COURT OF APPEAL FOR ONTARIO
CITATION: Balanyk v. Dutton Brock LLP, 2014 ONCA 122
DATE: 20140214
DOCKET: C55988
Gillese, Rouleau and Tulloch JJ.A.
BETWEEN
Elizabeth Balanyk
Appellant (Respondent)
and
Dutton Brock LLP
Respondent (Applicant)
Elizabeth Balanyk, acting in person
S. Alexandre Proulx, for the respondent
Heard: February 12, 2014
On appeal from the order of Justice Dale Parayeski of the Superior Court of Justice, dated September 7, 2012.
APPEAL BOOK ENDORSEMENT
[1] The appellant’s central submission is that the respondent law firm had no standing to bring the application because, in her submission they are a non-aggrieved third party.
[2] We disagree. Section 140 of the Courts of Justice Act does not restrict who can bring such an application. The policy reasons that the appellant advances for limiting who might have standing to bring such an application is a matter for the legislature and for the courts given the broad wording of the current section.
[3] As to the other grounds of appeal, we see no error in the application judge’s decision. He gave the appellant the opportunity to be heard and did not ground his reasons on the alleged number of outstanding action in St. Catharines or on the alleged number of pages contained in those files.
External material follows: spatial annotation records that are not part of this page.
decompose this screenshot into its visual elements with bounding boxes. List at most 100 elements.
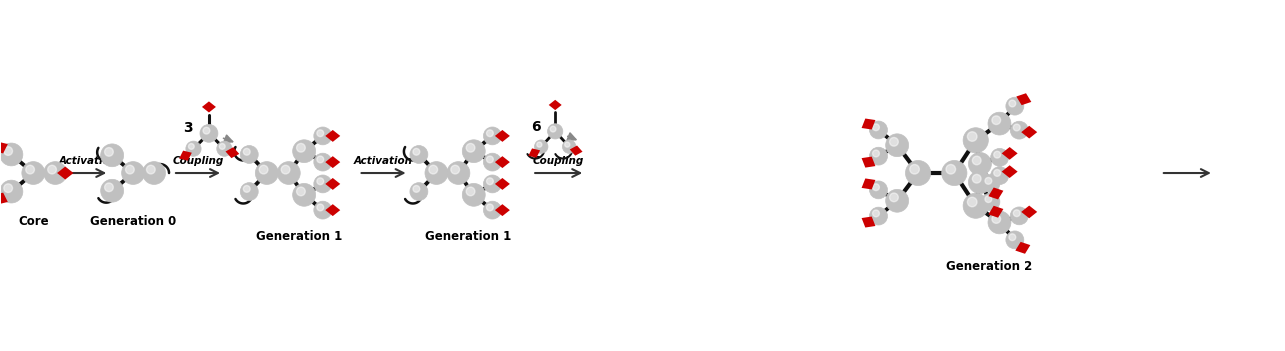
Circle shape (44, 161, 67, 184)
Circle shape (466, 187, 475, 196)
Circle shape (293, 140, 316, 163)
Circle shape (447, 161, 470, 184)
Circle shape (143, 161, 166, 184)
Circle shape (946, 165, 956, 174)
Circle shape (968, 197, 977, 207)
Polygon shape (57, 166, 73, 179)
Circle shape (992, 116, 1001, 125)
Text: 3: 3 (184, 121, 193, 135)
Circle shape (969, 152, 992, 175)
Polygon shape (862, 157, 875, 168)
Polygon shape (1016, 93, 1032, 105)
Circle shape (870, 207, 888, 225)
Polygon shape (988, 206, 1004, 218)
Polygon shape (0, 193, 8, 204)
Circle shape (564, 142, 569, 147)
Circle shape (243, 185, 251, 192)
Polygon shape (988, 187, 1004, 199)
Circle shape (410, 146, 428, 164)
Circle shape (885, 134, 908, 157)
Text: Coupling: Coupling (532, 156, 583, 166)
Circle shape (297, 187, 306, 196)
Circle shape (547, 124, 563, 139)
Circle shape (906, 160, 930, 186)
Circle shape (483, 127, 501, 145)
Circle shape (889, 138, 898, 146)
Circle shape (100, 179, 123, 202)
Polygon shape (179, 151, 191, 161)
Circle shape (0, 143, 23, 166)
Circle shape (873, 210, 879, 217)
Polygon shape (225, 147, 239, 158)
Circle shape (1014, 210, 1020, 217)
Circle shape (186, 141, 202, 156)
Circle shape (982, 193, 1000, 211)
Circle shape (1014, 124, 1020, 131)
Circle shape (487, 130, 493, 137)
Circle shape (314, 175, 332, 193)
Circle shape (483, 175, 501, 193)
Circle shape (410, 183, 428, 200)
Circle shape (463, 184, 486, 206)
Circle shape (314, 201, 332, 219)
Circle shape (993, 151, 1001, 158)
Polygon shape (495, 204, 510, 216)
Circle shape (992, 215, 1001, 223)
Circle shape (281, 165, 290, 174)
Circle shape (982, 174, 1000, 192)
Circle shape (973, 156, 980, 165)
Polygon shape (202, 101, 216, 113)
Circle shape (48, 165, 57, 174)
Circle shape (317, 204, 324, 211)
Circle shape (483, 153, 501, 171)
Circle shape (4, 147, 13, 155)
Circle shape (104, 183, 113, 192)
Circle shape (412, 185, 420, 192)
Circle shape (189, 144, 194, 149)
Circle shape (870, 181, 888, 199)
Circle shape (429, 165, 438, 174)
Circle shape (466, 144, 475, 152)
Circle shape (412, 148, 420, 155)
Circle shape (537, 142, 542, 147)
Circle shape (973, 174, 980, 183)
Circle shape (1006, 231, 1024, 249)
Circle shape (968, 132, 977, 141)
Circle shape (22, 161, 45, 184)
Polygon shape (549, 100, 562, 110)
Text: Generation 0: Generation 0 (90, 215, 176, 228)
Polygon shape (325, 178, 341, 190)
Polygon shape (1002, 165, 1018, 178)
Circle shape (243, 148, 251, 155)
Circle shape (873, 150, 879, 157)
Circle shape (986, 178, 992, 184)
Circle shape (991, 167, 1009, 185)
Circle shape (991, 148, 1009, 166)
Text: Generation 2: Generation 2 (946, 260, 1032, 273)
Circle shape (487, 178, 493, 185)
Circle shape (122, 161, 145, 184)
Text: Activation: Activation (58, 156, 117, 166)
Circle shape (988, 211, 1011, 234)
Circle shape (297, 144, 306, 152)
Circle shape (550, 126, 556, 132)
Circle shape (317, 178, 324, 185)
Circle shape (314, 127, 332, 145)
Circle shape (240, 183, 258, 200)
Circle shape (889, 193, 898, 202)
Circle shape (962, 128, 988, 153)
Polygon shape (325, 156, 341, 168)
Circle shape (1006, 97, 1024, 115)
Polygon shape (1002, 147, 1018, 160)
Polygon shape (1022, 206, 1037, 218)
Circle shape (126, 165, 134, 174)
Polygon shape (325, 204, 341, 216)
Polygon shape (528, 148, 540, 158)
Circle shape (1009, 234, 1015, 240)
Circle shape (487, 204, 493, 211)
Polygon shape (862, 119, 875, 130)
Polygon shape (1015, 242, 1031, 254)
Polygon shape (862, 217, 875, 227)
Circle shape (563, 140, 576, 153)
Circle shape (873, 184, 879, 191)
Although he referred to the respondent’s materials in this regard and expressed a general concern, the application judge grounded his decision on repeated appearances in this court and several other observations made and contained in his reasons. In the application judge’s view, the record before him was sufficient to meet the threshold under the case law for declaring the appellant a vexatious litigant. His decision is entitled to deference and we see no basis to interfere.
[4] We do not consider the fresh evidence as having probative value and therefore dismiss both the appeal and the motion to file fresh evidence. Costs to the respondent fixed at $1,000 inclusive of HST and disbursements.